I was recently asked by a parent who took her young daughter
to a small children's fitness facility in a "strip mall" if that music was
hurting her daughter's hearing. The music was too loud for her ears, so she
was concerned - and rightfully so - for her daughter's hearing. The class
lasted one hour -- so what is a safe level for her?
This is an important and timely question. Noise induced hearing loss (NIHL) is not only preventable, but it is quickly becoming a leading cause of hearing loss in children. A government survey revealed that 12.5% of children ages 6 to 19 (approximately 5.2 million children) have permanent damage caused by exposure to loud noises. It is generally considered that prolonged exposure to sounds greater than 85 dB can cause hearing loss. To give you an idea of what 85 dB is...an average vacuum cleaner or hair dryer is about 80 dB; a blender is about 90 dB. Many devices that children use today have noise levels much higher than 85 dB. For example, an MP3 player at maximum level is roughly 105 dB. Sounds at 100 dB can cause damage after 15 minutes of unprotected exposure. Sounds at 110 dB can cause permanent hearing loss after just one minute of exposure. Even with younger children, many toys are loud enough to cause permanent damage.
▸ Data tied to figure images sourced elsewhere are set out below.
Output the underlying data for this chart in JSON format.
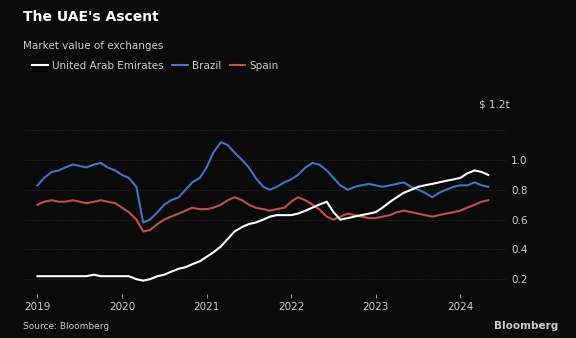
{
  "title": "The UAE's Ascent",
  "subtitle": "Market value of exchanges",
  "source": "Source: Bloomberg",
  "watermark": "Bloomberg",
  "background_color": "#0a0a0a",
  "text_color": "#cccccc",
  "grid_color": "#333333",
  "ylabel_text": "$ 1.2t",
  "yticks": [
    0.2,
    0.4,
    0.6,
    0.8,
    1.0
  ],
  "ylim": [
    0.1,
    1.28
  ],
  "xlim_start": 2018.83,
  "xlim_end": 2024.55,
  "xticks": [
    2019,
    2020,
    2021,
    2022,
    2023,
    2024
  ],
  "legend_labels": [
    "United Arab Emirates",
    "Brazil",
    "Spain"
  ],
  "legend_colors": [
    "#ffffff",
    "#4472c4",
    "#c0504d"
  ],
  "uae": {
    "color": "#ffffff",
    "x": [
      2019.0,
      2019.08,
      2019.17,
      2019.25,
      2019.33,
      2019.42,
      2019.5,
      2019.58,
      2019.67,
      2019.75,
      2019.83,
      2019.92,
      2020.0,
      2020.08,
      2020.17,
      2020.25,
      2020.33,
      2020.42,
      2020.5,
      2020.58,
      2020.67,
      2020.75,
      2020.83,
      2020.92,
      2021.0,
      2021.08,
      2021.17,
      2021.25,
      2021.33,
      2021.42,
      2021.5,
      2021.58,
      2021.67,
      2021.75,
      2021.83,
      2021.92,
      2022.0,
      2022.08,
      2022.17,
      2022.25,
      2022.33,
      2022.42,
      2022.5,
      2022.58,
      2022.67,
      2022.75,
      2022.83,
      2022.92,
      2023.0,
      2023.08,
      2023.17,
      2023.25,
      2023.33,
      2023.42,
      2023.5,
      2023.58,
      2023.67,
      2023.75,
      2023.83,
      2023.92,
      2024.0,
      2024.08,
      2024.17,
      2024.25,
      2024.33
    ],
    "y": [
      0.22,
      0.22,
      0.22,
      0.22,
      0.22,
      0.22,
      0.22,
      0.22,
      0.23,
      0.22,
      0.22,
      0.22,
      0.22,
      0.22,
      0.2,
      0.19,
      0.2,
      0.22,
      0.23,
      0.25,
      0.27,
      0.28,
      0.3,
      0.32,
      0.35,
      0.38,
      0.42,
      0.47,
      0.52,
      0.55,
      0.57,
      0.58,
      0.6,
      0.62,
      0.63,
      0.63,
      0.63,
      0.64,
      0.66,
      0.68,
      0.7,
      0.72,
      0.65,
      0.6,
      0.61,
      0.62,
      0.63,
      0.64,
      0.65,
      0.68,
      0.72,
      0.75,
      0.78,
      0.8,
      0.82,
      0.83,
      0.84,
      0.85,
      0.86,
      0.87,
      0.88,
      0.91,
      0.93,
      0.92,
      0.9
    ]
  },
  "brazil": {
    "color": "#4472c4",
    "x": [
      2019.0,
      2019.08,
      2019.17,
      2019.25,
      2019.33,
      2019.42,
      2019.5,
      2019.58,
      2019.67,
      2019.75,
      2019.83,
      2019.92,
      2020.0,
      2020.08,
      2020.17,
      2020.25,
      2020.33,
      2020.42,
      2020.5,
      2020.58,
      2020.67,
      2020.75,
      2020.83,
      2020.92,
      2021.0,
      2021.08,
      2021.17,
      2021.25,
      2021.33,
      2021.42,
      2021.5,
      2021.58,
      2021.67,
      2021.75,
      2021.83,
      2021.92,
      2022.0,
      2022.08,
      2022.17,
      2022.25,
      2022.33,
      2022.42,
      2022.5,
      2022.58,
      2022.67,
      2022.75,
      2022.83,
      2022.92,
      2023.0,
      2023.08,
      2023.17,
      2023.25,
      2023.33,
      2023.42,
      2023.5,
      2023.58,
      2023.67,
      2023.75,
      2023.83,
      2023.92,
      2024.0,
      2024.08,
      2024.17,
      2024.25,
      2024.33
    ],
    "y": [
      0.83,
      0.88,
      0.92,
      0.93,
      0.95,
      0.97,
      0.96,
      0.95,
      0.97,
      0.98,
      0.95,
      0.93,
      0.9,
      0.88,
      0.82,
      0.58,
      0.6,
      0.65,
      0.7,
      0.73,
      0.75,
      0.8,
      0.85,
      0.88,
      0.95,
      1.05,
      1.12,
      1.1,
      1.05,
      1.0,
      0.95,
      0.88,
      0.82,
      0.8,
      0.82,
      0.85,
      0.87,
      0.9,
      0.95,
      0.98,
      0.97,
      0.93,
      0.88,
      0.83,
      0.8,
      0.82,
      0.83,
      0.84,
      0.83,
      0.82,
      0.83,
      0.84,
      0.85,
      0.82,
      0.8,
      0.78,
      0.75,
      0.78,
      0.8,
      0.82,
      0.83,
      0.83,
      0.85,
      0.83,
      0.82
    ]
  },
  "spain": {
    "color": "#c0504d",
    "x": [
      2019.0,
      2019.08,
      2019.17,
      2019.25,
      2019.33,
      2019.42,
      2019.5,
      2019.58,
      2019.67,
      2019.75,
      2019.83,
      2019.92,
      2020.0,
      2020.08,
      2020.17,
      2020.25,
      2020.33,
      2020.42,
      2020.5,
      2020.58,
      2020.67,
      2020.75,
      2020.83,
      2020.92,
      2021.0,
      2021.08,
      2021.17,
      2021.25,
      2021.33,
      2021.42,
      2021.5,
      2021.58,
      2021.67,
      2021.75,
      2021.83,
      2021.92,
      2022.0,
      2022.08,
      2022.17,
      2022.25,
      2022.33,
      2022.42,
      2022.5,
      2022.58,
      2022.67,
      2022.75,
      2022.83,
      2022.92,
      2023.0,
      2023.08,
      2023.17,
      2023.25,
      2023.33,
      2023.42,
      2023.5,
      2023.58,
      2023.67,
      2023.75,
      2023.83,
      2023.92,
      2024.0,
      2024.08,
      2024.17,
      2024.25,
      2024.33
    ],
    "y": [
      0.7,
      0.72,
      0.73,
      0.72,
      0.72,
      0.73,
      0.72,
      0.71,
      0.72,
      0.73,
      0.72,
      0.71,
      0.68,
      0.65,
      0.6,
      0.52,
      0.53,
      0.57,
      0.6,
      0.62,
      0.64,
      0.66,
      0.68,
      0.67,
      0.67,
      0.68,
      0.7,
      0.73,
      0.75,
      0.73,
      0.7,
      0.68,
      0.67,
      0.66,
      0.67,
      0.68,
      0.72,
      0.75,
      0.73,
      0.7,
      0.67,
      0.62,
      0.6,
      0.62,
      0.64,
      0.63,
      0.62,
      0.61,
      0.61,
      0.62,
      0.63,
      0.65,
      0.66,
      0.65,
      0.64,
      0.63,
      0.62,
      0.63,
      0.64,
      0.65,
      0.66,
      0.68,
      0.7,
      0.72,
      0.73
    ]
  }
}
Children's hearing is particularly sensitive. While the inner ear is completely developed at birth, the ear canal is much smaller, therefore sounds entering the ear canal become louder because they develop in a smaller space. That can translate into as much as a 20 dB difference between adult and children's ears; thus, children's ears can be damaged more easily than adults' hearing. So, if a parent thinks a sound is too loud, it is even louder for the child.
There are many things that can be done to prevent hearing loss from noise exposure. First off all, if your child is old enough, discuss the dangers of listening to loud music, especially with that IPod turned all the way to Max. Listen to your child's toys especially before you buy them. If they sound loud to you, they are even louder to your child. Also, be aware of those activities - such as concerts, movies, etc., - that can cause damage to children's hearing. Encourage the use of hearing protection in these instances. Teach children the proper volume at which to listen to music (less than 85 dB hearing level) and monitor their use.